Panel Calls for Targeted DSH Payments to Safety Net Hospitals
On February 1, the Medicaid and CHIP Payment and Access Commission (“MACPAC”) issued a report to Congress recommending that HHS ensure that disproportionate share hospital (“DSH”) funds are better targeted to safety net hospitals. The report stated that one-third of DSH payments are made to hospitals that don’t serve a particularly high share of Medicaid and other low-income patients.
Congress intended that DSH payments would support the hospitals that serve the greatest share of Medicaid and other low-income patients, but the MACPAC report showed this isn’t necessarily the case. According to the report, the scheduled reduction of Medicaid DSH allotments of 16 percent in fiscal year 2018 and up to 55 percent in fiscal year 2025 makes targeting payments crucial. The report didn’t make any recommendations as to how HHS should better target the funding.
CMS Creates Panel to Address Rural Health
On February 2, CMS acting Administrator Andy Slavitt announced that the agency will develop a rural health council to review regulations for their impact on health care providers in rural settings and make recommendations for rural-focused policies. The panel, which will include regional health officers, is intended to improve access to care in rural areas, support the rural health care economy and ensure the agency’s innovation programs appropriately fit rural markets. CMS recently announced additional funding for an expansion of the National Rural ACO Consortium to support the growth of 23 rural ACOs that serve half a million Medicare beneficiaries across the country. The agency will also begin to test new models for integrated health care in geographically isolated areas using telemedicine, swing beds and other forms of care delivery through the Frontier Community Health Integration Project. Slavitt said the council will seek input into CMS’s 2016 agenda at one of the agency’s Rural Health Open Door forums.
Health-Related Legislation Introduced This Week
Rep. Diane Black (R-TN) introduced the Fair Medicare Hospital Payments Act of 2016 (H.R. 4428) to create a national minimum Area Wage Index (“AWI”) of 0.874 for Medicare reimbursement of inpatient and outpatient health care services. The new base AWI would ensure that hospitals in rural and underserved areas with lower average wages do not receive lower reimbursement rates and smaller profit margins.
Sen. Michael Bennet (D-CO) introduced S. 2498 to establish a pilot program to improve care for the most expensive Medicare fee-for-service beneficiaries. The program would promote comprehensive and effective care management services to reduce Medicare costs.
Next Week in Washington
The Senate returns on Monday, February 8. The House returns on Tuesday, which is the same day as the New Hampshire primary and the release of the president’s annual budget proposal. Committees in both chambers will hold hearings next week examining proposed HHS funding for FY 2017.

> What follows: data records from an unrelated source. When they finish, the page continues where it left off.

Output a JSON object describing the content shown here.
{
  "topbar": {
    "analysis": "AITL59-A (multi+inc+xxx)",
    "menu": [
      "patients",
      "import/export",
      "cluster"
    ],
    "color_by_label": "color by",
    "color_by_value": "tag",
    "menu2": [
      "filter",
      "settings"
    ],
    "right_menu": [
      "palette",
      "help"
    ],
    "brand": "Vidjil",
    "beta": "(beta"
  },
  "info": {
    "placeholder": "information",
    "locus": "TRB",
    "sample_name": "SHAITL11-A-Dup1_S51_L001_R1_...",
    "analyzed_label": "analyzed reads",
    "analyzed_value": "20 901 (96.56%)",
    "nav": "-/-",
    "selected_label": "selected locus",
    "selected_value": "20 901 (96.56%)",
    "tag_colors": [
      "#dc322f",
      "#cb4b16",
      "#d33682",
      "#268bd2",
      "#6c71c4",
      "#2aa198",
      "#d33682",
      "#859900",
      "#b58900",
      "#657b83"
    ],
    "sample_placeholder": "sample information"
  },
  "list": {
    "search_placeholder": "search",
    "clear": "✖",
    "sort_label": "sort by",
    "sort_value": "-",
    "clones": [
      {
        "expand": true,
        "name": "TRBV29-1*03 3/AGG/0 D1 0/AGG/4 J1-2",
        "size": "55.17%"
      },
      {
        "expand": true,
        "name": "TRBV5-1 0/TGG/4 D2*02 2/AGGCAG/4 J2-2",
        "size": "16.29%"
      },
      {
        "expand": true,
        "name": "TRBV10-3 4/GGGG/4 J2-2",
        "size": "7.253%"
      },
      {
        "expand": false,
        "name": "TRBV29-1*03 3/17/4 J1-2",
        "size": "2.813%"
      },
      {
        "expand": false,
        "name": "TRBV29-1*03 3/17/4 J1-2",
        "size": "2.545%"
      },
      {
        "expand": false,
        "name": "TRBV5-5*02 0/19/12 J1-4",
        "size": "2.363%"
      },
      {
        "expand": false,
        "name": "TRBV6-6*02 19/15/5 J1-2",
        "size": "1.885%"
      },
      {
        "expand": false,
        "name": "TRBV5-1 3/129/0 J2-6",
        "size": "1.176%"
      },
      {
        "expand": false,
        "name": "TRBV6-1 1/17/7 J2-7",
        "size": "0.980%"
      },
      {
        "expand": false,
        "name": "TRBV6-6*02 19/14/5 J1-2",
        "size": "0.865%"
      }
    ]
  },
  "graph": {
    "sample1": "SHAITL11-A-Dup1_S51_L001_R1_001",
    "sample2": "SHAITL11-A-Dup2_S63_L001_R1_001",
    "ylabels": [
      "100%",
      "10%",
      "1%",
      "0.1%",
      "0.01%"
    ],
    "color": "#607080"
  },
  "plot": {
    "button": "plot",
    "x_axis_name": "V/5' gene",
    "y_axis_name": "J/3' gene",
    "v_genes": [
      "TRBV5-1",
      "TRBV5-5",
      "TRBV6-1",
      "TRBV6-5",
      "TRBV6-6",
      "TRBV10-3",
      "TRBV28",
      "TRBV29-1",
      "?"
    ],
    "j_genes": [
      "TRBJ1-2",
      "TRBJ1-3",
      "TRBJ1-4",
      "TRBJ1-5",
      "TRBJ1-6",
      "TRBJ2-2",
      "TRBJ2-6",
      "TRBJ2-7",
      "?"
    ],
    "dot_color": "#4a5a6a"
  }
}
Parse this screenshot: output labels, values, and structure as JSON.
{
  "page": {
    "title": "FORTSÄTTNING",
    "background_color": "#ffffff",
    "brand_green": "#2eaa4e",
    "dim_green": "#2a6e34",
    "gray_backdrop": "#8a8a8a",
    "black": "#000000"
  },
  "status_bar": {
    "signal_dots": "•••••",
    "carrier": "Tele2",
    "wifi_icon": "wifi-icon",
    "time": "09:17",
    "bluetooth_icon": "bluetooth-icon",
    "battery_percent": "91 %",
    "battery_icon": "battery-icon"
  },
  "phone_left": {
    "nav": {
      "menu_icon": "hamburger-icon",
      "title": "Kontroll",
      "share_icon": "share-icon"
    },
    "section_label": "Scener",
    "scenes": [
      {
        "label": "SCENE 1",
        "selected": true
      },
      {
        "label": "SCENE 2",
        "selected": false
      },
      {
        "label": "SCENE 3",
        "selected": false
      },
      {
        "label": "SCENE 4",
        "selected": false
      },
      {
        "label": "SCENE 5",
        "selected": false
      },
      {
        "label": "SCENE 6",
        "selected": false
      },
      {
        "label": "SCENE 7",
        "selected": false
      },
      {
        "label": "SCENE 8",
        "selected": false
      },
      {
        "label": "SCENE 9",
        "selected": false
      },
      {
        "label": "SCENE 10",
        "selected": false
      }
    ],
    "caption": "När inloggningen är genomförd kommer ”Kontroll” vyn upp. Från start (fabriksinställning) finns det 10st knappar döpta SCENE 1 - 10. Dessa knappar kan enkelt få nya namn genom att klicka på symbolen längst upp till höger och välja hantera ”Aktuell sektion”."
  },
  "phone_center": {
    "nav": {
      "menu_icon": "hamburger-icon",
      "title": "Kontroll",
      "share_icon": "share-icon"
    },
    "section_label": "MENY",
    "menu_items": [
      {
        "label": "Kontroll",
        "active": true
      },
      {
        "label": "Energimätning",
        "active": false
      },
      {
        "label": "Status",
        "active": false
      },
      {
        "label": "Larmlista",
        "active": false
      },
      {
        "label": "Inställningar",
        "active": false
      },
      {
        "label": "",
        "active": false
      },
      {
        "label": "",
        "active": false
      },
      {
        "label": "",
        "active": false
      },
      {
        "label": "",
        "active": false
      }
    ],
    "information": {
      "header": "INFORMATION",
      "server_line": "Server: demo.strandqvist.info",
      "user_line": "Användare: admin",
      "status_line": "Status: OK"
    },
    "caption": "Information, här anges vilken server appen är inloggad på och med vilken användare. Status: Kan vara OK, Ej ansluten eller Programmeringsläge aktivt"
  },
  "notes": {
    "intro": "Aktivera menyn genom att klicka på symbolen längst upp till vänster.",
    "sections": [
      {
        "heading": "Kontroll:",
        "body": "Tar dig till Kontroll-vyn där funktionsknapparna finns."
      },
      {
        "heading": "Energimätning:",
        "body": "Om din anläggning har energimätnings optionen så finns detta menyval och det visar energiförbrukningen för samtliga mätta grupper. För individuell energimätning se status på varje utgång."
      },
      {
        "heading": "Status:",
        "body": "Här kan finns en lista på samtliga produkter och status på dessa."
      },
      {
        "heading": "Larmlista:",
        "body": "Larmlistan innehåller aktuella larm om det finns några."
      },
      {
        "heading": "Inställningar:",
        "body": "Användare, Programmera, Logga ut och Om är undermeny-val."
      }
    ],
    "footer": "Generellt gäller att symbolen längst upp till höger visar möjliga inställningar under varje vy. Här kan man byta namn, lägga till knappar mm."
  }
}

Next week will also see a number of other health-related events, including the Senate Health, Education, Labor and Pensions Committee markup of S.1622, the FDA Device Accountability Act of 2015; S.2030, the Advancing Targeted Therapies for Rare Diseases Act of 2015; and S.849, the Advancing Research for Neurological Diseases Act of 2015. The House Energy and Commerce Health Subcommittee will hold a hearing on Medicaid and CHIP’s federal medical assistance percentage.